Supposé conflit entre l’Assemblée nationale et le Conseil constitutionnel sur fond d’accusations de certains parlementaires des faits de corruption à l’encontre de quelques membres du conseil constitutionnel, supposé fraude de certains candidats à l’élection Présidentielle sur la condition de nationalité, la mise en place d’une commission d’enquête parlementaire visant à faire la lumière sur le processus de vérification par le CC des dossiers de candidature à la Présidentielle, l’information d’une proposition de loi constitutionnelle visant à repousser l’élection Présidentielle, sont entre autre les motifs de fait ayant conduit le Président de la République a, à travers le décret 2025-106 du 3 février 2024, abrogé le décret 2023-2283 du 29 novembre 2023 portant convocation du corps électoral.

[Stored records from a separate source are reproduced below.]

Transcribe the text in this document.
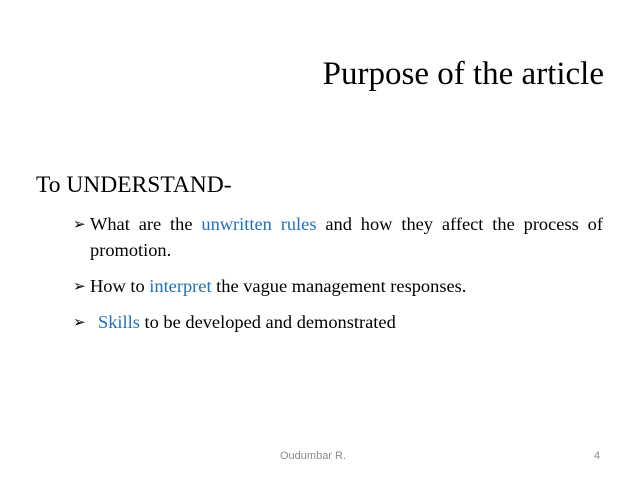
Purpose of the article
To UNDERSTAND-
➢ What are the unwritten rules and how they affect the process of promotion.
➢ How to interpret the vague management responses.
➢ Skills to be developed and demonstrated
Oudumbar R.	4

Dans la foulée, l’Assemblée nationale a adopté la loi n•04-2024 portant dérogation aux dispositions de l’article 31 de la Constitution qui repousse la Présidentielle jusqu’au 15 décembre 2024.
Le vote de cette loi a fait l’objet de contestation devant le Conseil constitutionnel, juridiction habilitée à contrôler la constitutionnalité des lois votées conformément à l’article 92 de la Constitution. En outre, le décret abrogeant le décret portant convocation du corps électoral était, lui aussi, objet de contestation devant le même juge.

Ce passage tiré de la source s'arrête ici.